Se ne discute oggi, ma se ne discuteva anche ieri e con grande attenzione e preoccupazione. Una prova è nel passo seguente, che descrive «la situazione di fatto» come vista e analizzata nelle cause dai dirigenti della allora esistente Direzione generale per l’istruzione classica scientifica e magistrale in un Quaderno del 1984.
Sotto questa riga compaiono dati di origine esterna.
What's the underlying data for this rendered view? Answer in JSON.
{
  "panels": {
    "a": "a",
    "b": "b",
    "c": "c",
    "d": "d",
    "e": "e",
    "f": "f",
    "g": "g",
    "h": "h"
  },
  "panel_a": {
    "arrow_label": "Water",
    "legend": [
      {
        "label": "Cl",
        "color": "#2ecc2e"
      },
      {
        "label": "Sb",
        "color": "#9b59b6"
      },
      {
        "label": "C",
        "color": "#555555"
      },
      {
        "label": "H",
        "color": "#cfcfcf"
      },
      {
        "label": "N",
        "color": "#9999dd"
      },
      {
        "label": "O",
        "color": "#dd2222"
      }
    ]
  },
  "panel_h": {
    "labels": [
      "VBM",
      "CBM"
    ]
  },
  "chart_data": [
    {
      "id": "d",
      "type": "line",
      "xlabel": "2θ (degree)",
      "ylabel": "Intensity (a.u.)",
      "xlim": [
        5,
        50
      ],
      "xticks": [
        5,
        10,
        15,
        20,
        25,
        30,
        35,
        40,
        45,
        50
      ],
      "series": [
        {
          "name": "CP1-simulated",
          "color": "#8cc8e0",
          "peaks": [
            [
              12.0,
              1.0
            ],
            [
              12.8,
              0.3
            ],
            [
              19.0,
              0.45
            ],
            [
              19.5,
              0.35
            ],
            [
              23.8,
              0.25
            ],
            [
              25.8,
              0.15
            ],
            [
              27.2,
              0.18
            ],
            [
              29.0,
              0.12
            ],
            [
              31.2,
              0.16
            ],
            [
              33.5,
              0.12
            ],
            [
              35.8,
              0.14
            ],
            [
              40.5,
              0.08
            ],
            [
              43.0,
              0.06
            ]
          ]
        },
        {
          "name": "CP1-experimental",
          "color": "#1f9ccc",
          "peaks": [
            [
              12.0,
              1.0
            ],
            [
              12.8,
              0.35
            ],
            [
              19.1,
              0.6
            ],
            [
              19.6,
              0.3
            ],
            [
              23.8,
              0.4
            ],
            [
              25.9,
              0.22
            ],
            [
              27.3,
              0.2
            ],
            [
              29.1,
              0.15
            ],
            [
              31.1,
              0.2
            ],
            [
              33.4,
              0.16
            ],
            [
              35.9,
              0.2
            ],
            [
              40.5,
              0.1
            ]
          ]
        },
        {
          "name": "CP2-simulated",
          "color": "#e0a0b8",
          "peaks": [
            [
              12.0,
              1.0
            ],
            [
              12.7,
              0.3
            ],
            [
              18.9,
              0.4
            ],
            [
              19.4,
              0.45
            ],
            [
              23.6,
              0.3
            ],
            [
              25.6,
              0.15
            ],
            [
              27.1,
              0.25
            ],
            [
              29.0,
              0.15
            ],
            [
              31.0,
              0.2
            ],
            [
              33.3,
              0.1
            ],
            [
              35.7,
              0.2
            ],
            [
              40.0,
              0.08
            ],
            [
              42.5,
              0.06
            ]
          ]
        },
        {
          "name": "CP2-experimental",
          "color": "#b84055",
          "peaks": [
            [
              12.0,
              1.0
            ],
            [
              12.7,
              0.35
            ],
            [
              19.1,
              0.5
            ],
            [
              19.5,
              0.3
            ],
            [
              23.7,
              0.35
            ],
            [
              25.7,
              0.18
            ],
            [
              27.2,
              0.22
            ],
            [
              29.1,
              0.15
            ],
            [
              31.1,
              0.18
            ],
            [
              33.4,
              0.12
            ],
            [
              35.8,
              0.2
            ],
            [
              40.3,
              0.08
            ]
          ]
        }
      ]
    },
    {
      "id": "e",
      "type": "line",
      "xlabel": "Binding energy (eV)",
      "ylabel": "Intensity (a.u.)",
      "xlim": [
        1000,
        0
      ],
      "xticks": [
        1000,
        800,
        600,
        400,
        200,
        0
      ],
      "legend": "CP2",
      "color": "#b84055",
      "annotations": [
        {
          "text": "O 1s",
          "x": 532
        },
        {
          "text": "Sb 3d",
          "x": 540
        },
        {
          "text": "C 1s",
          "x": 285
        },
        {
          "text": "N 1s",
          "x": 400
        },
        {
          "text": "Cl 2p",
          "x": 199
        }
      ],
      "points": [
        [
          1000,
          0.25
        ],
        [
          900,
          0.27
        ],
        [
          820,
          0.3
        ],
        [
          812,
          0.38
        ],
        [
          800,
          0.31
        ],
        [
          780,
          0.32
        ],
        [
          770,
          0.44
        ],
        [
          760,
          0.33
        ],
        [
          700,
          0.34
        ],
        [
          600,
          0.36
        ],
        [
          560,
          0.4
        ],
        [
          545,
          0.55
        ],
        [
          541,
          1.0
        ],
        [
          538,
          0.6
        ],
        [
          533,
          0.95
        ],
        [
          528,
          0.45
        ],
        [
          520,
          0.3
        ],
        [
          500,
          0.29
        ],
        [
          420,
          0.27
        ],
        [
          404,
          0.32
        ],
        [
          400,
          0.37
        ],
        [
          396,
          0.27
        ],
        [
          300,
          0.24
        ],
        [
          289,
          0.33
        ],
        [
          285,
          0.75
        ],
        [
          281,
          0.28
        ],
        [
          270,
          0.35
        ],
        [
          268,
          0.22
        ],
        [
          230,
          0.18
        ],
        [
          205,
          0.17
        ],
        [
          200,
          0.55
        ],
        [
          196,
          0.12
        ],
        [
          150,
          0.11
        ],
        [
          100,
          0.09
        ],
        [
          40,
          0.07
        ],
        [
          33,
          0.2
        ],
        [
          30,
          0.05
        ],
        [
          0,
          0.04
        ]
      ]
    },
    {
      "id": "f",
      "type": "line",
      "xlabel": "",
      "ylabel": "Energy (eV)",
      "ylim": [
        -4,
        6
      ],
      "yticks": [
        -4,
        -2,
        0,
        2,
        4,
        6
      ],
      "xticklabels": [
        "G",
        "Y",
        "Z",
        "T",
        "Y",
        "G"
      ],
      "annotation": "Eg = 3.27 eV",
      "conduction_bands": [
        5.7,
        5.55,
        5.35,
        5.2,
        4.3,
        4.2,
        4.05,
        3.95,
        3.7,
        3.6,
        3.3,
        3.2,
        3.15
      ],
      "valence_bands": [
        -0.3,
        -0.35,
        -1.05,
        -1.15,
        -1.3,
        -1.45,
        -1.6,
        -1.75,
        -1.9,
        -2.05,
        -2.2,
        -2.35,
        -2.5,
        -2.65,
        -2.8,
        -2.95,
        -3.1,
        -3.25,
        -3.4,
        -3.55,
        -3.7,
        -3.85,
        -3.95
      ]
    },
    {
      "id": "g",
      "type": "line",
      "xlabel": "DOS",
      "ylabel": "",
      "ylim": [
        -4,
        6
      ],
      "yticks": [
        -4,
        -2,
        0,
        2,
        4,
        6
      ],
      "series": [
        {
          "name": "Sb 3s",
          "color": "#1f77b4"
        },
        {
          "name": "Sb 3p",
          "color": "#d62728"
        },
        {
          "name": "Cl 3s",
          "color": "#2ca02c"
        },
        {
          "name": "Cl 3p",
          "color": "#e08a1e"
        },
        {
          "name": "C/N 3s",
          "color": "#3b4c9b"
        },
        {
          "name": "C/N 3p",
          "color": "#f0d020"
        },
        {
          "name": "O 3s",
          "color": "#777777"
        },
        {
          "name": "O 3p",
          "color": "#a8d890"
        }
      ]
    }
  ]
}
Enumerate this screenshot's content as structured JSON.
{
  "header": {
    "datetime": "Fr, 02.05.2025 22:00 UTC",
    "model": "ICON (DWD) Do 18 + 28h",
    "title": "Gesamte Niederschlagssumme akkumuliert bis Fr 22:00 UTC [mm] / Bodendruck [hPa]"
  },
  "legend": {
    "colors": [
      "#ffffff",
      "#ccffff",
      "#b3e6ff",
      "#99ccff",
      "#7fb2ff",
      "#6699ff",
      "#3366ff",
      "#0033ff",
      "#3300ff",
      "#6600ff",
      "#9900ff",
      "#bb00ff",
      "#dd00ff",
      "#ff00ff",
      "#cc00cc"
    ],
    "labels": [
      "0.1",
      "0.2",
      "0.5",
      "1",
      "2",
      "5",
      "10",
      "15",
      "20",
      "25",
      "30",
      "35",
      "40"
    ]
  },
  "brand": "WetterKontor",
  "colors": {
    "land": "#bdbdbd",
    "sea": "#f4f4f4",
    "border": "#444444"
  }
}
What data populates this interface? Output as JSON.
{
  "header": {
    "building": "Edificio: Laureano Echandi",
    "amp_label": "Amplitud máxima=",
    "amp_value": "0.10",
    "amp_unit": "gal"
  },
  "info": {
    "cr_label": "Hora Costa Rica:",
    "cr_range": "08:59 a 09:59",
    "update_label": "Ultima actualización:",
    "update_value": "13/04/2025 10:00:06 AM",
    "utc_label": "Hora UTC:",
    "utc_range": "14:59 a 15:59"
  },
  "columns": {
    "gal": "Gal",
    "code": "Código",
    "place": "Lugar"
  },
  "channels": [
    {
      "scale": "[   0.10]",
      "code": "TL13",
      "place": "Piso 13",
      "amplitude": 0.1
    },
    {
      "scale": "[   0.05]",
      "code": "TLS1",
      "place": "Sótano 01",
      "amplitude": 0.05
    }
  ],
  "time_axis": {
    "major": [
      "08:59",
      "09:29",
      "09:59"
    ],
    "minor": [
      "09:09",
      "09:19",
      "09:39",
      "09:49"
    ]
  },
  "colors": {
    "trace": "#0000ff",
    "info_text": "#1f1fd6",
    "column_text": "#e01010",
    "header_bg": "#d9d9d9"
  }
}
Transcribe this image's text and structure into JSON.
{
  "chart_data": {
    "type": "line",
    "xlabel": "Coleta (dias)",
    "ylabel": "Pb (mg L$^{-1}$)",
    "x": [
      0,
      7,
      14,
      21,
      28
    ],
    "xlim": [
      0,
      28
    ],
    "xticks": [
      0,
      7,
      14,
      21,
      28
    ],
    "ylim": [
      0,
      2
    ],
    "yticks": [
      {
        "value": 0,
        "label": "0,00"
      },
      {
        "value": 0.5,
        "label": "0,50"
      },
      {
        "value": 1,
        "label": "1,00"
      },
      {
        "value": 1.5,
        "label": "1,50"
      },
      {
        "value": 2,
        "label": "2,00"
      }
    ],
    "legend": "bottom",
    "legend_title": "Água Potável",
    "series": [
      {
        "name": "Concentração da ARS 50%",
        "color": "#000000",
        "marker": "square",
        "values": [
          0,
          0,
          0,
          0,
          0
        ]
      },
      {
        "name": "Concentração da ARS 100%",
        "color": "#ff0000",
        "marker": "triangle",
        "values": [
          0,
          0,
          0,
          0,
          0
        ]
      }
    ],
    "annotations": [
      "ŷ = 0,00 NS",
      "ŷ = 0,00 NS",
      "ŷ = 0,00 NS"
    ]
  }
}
Nessuno può negare che l’attuale livello culturale e professionale dei docenti è, mediamente, sotto il livello di guardia. La gravità della situazione di fatto dipende da vari fattori tra cui:
- le carenze dell’Università, che non ha saputo far fronte alla esplosione quantitativa della richiesta di sapere nell’ultimo ventennio, e la conseguente crisi strutturale, che tuttora le impedisce di attendere non solo alla funzione di centro di ricerca scientifica, ma anche a quella rivolta a preparare culturalmente e professionalmente gli aspiranti all’insegnamento;
- l’insufficienza selettiva degli strumenti di reclutamento degli insegnanti (inflazione delle «leggi assistenziali» che hanno immesso nei ruoli, senza concorsi, la maggior parte dei docenti, oggi, in servizio);
- lo scadimento economico e sociale della professione docente, che determina una carenza qualitativa in coloro che detta professione intraprendono;
- l’eccessivo tempo che si richiede, oggi, all’insegnante per attività collaterali, partecipative o parascolastiche, tempo che egli non può destinare allo studio e all’autoaggiornamento;
- il progresso del sapere, sempre più vertiginoso, che mette la scuola (e, di riflesso, i docenti) in condizioni di arretratezza e di instabilità;
- le riforme di strutture e di contenuti che sono state operate nella scuola media dell’obbligo e quelle più importanti che si stanno delineando per la scuola secondaria superiore e per le scuole elementari.Annali della PI, L'istruzione classica scientifica e magistrale in Italia, 1984
A distanza di quarant’anni, la situazione di fatto, è notevolmente cambiata. Ciascuno può dire la sua, ma sulle cause manca ad analizzarle e indicarle un lavoro autorevole come quello riportato nel Quaderno del 1984. C’è anche, oggettivamente, più di un elemento a complicare la realizzazione di un lavoro simile che presenti la situazione attuale che è molto più complessa a livello normativo ed è piena di contraddizioni; ad esempio, la più lampante: aumenta il numero dei formatori, di coloro cioè che per definizione insegnano ad insegnare e si propongono sempre più per farlo, e diminuisce il numero di quelli che amano insegnare, che vogliono stare nelle classi e che sono incoraggiati a farlo!